Na última sexta-feira, Willian Bonner fez uma pergunta difícil ao petista Paulo Pimenta, ministro da Secretaria de Comunicação Social do governo Lula. Ao vivo, no Jornal Nacional, a maior audiência de um telejornal do país, o apresentador questionou os critérios do governo para pedir investigação sobre notícias falsas a respeito da tragédia no Rio Grande do Sul. Pimenta está à frente dessas ações contra fake news.
O jornalista fez a pergunta a partir de uma premissa – a de que algumas manifestações nas redes são críticas ao governo, e não mentiras deliberadas sobre os trabalhos de enfrentamento à crise. Esculhambar governos, de fato, é direito sagrado de todos nós. Isso pode ser errado e até delinquência intelectual. Mas crime não é. O ministro respondeu, mas não respondeu, assim, preto no branco. Recorreu à retórica.
Bonner se deu por satisfeito, embora, na verdade, tenha ficado sem o esclarecimento devido. Por quê? Porque seria um debate interminável, o que não caberia ali numa entrevista rápida, no calor de uma cobertura sobre o drama que atinge milhares de pessoas. Além disso, caso esticasse a corda, a coisa poderia descambar para o constrangimento. A questão levantada, porém, está no centro desse debate universal.
Governo, Judiciário e Congresso estão aí a discutir a tal regulamentação das plataformas digitais. O evento no Sul abriu um capítulo inesperado sobre o assunto. Como já escrevi em texto anterior, há gente produzindo notícias falsas em escala industrial. É um jogo que interessa à extrema direita e a adversários do governo. Para estes, nada funciona na resposta oficial aos efeitos da chuva. O Estado falha em tudo.

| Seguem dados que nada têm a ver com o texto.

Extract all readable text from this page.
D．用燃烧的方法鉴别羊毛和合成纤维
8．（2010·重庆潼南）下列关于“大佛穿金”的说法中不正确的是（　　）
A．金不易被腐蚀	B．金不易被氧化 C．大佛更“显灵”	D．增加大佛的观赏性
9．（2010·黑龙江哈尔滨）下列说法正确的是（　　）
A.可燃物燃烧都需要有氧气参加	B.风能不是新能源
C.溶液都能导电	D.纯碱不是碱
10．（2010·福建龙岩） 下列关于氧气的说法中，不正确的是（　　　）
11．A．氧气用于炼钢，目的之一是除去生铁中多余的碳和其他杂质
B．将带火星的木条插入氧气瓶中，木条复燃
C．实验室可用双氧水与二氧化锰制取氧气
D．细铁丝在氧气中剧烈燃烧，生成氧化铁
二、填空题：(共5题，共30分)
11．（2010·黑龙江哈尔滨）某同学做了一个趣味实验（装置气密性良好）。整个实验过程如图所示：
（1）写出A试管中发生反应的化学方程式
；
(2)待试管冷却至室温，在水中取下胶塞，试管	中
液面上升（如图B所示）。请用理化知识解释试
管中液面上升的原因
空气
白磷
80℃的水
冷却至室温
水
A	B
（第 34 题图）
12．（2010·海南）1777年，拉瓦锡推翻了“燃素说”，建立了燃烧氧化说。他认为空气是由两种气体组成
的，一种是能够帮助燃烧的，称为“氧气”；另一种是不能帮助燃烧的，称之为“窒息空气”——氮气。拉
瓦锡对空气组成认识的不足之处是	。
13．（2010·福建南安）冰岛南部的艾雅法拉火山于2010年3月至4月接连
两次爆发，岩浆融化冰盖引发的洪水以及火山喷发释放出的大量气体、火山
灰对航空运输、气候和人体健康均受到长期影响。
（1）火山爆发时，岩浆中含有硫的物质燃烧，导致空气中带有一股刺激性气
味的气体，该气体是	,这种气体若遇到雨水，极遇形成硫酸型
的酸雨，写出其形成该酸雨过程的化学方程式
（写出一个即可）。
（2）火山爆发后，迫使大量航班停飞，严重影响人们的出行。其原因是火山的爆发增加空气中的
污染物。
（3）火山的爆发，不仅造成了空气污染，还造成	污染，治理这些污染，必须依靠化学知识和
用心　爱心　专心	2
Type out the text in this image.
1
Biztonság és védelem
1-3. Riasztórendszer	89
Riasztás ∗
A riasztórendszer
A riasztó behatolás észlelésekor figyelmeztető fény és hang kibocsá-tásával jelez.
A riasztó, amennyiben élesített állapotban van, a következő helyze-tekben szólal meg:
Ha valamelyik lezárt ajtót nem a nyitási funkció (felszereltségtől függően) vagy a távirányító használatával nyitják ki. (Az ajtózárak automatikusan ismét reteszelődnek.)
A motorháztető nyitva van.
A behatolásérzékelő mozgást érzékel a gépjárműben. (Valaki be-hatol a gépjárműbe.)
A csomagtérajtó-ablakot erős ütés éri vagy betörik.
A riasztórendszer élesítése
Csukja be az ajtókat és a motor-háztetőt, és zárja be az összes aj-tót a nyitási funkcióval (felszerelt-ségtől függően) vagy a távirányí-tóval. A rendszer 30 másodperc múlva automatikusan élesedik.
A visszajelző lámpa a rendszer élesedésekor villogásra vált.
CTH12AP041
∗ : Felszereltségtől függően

Para sustentar essa versão da realidade, o caminho é a disseminação de coisas que só existem no mundo da fantasia. Mas como o governo deve agir diante do fenômeno? A pretensão de caçar – e eliminar – tudo o que é fake news está na prateleira do fracasso anunciado. Além de não fazer sentido, é inútil até como especulação de ordem quântica. Desencadear um tipo de guerra total nesse caso, sim, contempla o abismo.
O nome do abismo, claro, é censura. Nunca é demais lembrar que o direito à liberdade de expressão é cláusula pétrea na Constituição – e isso não pode ser visto como perfumaria. É uma conquista a ser defendida sem concessões. Ao crime tipificado, a lei e o processo legal. Esta régua está no Código Penal, e não em interpretações ampliadas sobre manifestações de pensamento – por mais desprezíveis que sejam.
Por isso, a pergunta de Willian Bonner para o ministro Paulo Pimenta ficou sem resposta.